Date of Graduation

Summer 8-7-2018

Document Access

Project/Capstone - Global access

Degree Name

Master of Science in Nursing (MSN)


School of Nursing and Health Professions

First Advisor

Dr Nancy Taquino

Second Advisor

Dr Elena A Capella



Problem: Center for Medicare Services (CMS) created a new quality measure pair to collect data on hospice visit patterns by a registered nurse in the last three days of life (Measure I), and at least two visits by a social worker, home health aide, licensed vocational nurse or spiritual counselor in the last seven days of life (Measure II). A hospital-based hospice organization created a quality improvement project to address this problem and improve both parts of the measure pair, but special emphasis was placed on improving Measure II, as initial data revealed the team met the goal only 41% of the time (Jan 2017, n=34).

Context: The organizational hospice must rely on non-LVN staff members to meet Measure II scores, such as home health aides, medical social workers and/or spiritual counselors. As a result, RN staff increase their visit frequencies as death nears. The unintended, but positive effect is it helps to meet Hospice Item Set (HIS) Measure I. One could argue it also improves the overall patient and family care experience.

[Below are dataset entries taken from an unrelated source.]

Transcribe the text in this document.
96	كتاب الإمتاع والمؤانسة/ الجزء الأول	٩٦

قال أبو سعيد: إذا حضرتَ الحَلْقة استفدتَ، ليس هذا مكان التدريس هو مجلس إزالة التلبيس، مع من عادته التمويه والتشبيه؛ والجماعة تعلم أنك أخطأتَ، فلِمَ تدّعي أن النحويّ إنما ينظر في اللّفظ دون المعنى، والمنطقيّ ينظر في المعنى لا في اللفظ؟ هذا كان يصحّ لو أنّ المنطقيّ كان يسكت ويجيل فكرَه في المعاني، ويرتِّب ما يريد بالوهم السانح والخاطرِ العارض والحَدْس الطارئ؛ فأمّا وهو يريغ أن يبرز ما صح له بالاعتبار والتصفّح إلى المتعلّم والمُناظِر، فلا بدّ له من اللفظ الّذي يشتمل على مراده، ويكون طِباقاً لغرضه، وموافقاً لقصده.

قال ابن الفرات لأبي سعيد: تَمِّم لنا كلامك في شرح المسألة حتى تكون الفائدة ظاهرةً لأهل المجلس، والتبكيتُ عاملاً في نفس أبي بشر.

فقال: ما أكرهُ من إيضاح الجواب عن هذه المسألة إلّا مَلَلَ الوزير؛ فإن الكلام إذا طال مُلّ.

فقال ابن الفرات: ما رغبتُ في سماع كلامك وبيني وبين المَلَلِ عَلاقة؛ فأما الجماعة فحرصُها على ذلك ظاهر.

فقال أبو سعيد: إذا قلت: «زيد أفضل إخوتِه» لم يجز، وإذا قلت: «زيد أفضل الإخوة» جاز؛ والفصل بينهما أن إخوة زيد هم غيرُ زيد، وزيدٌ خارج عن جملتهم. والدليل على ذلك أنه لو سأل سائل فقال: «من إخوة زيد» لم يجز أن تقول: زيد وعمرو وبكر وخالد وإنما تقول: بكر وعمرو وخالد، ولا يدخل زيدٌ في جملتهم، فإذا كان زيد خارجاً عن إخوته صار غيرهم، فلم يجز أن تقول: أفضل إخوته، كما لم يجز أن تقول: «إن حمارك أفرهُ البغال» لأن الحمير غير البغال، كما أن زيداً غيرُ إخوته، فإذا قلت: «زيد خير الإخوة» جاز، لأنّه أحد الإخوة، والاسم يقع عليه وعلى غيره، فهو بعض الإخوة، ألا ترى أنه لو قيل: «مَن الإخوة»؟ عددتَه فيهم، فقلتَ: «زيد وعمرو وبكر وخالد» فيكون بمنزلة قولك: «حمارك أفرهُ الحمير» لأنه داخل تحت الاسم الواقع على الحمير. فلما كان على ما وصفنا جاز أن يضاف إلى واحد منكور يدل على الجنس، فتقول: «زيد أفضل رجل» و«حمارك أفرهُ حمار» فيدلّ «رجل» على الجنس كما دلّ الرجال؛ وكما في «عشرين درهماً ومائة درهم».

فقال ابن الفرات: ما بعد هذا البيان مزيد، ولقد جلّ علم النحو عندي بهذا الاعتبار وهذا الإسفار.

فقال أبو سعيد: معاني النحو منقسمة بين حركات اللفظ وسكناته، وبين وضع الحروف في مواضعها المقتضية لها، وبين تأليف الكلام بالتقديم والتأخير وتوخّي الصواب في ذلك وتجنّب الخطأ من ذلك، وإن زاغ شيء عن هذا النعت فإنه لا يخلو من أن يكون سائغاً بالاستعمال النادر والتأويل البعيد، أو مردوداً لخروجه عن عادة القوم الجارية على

Interventions: Interventions include creating a team secure text messaging for coordination of care, utilizing an imminence filter in the electronic medical record and creating a new report to utilize the imminent filter to track imminent patients daily. Interventions are organized through Plan/Do/Study/Act (PDSA) cycles.

Measures: Three main measures were created. Firstly, we measured least two visits by non-RN clinician in the last seven days of life, using a monthly run chart. Secondly, we reviewed the percent number of patients with >2 visits scheduled prior to death, measured with a daily imminent report. Finally, we created a spreadsheet to measure how often the clinicians were notifying each other that a patient was imminent.

Results: The project showed dramatic improvement in meeting visit metrics, reaching 80.77% for Measure II. Equally dramatic improvement was seen in patient satisfaction scores from 72.7% (Q2, 2017) to 80% (Q1, 2018), with Q2, 2018 scores increasing to 83%, an ~11% increase.

Conclusions: Measure II improved via new workflow to track visits and report on imminent patients. HIS visit frequency improvement was tied to increases in patient satisfaction. The sustainability plan includes ensuring hard-wiring of imminent workflow tracking for clinical, clerical and supervisory staff.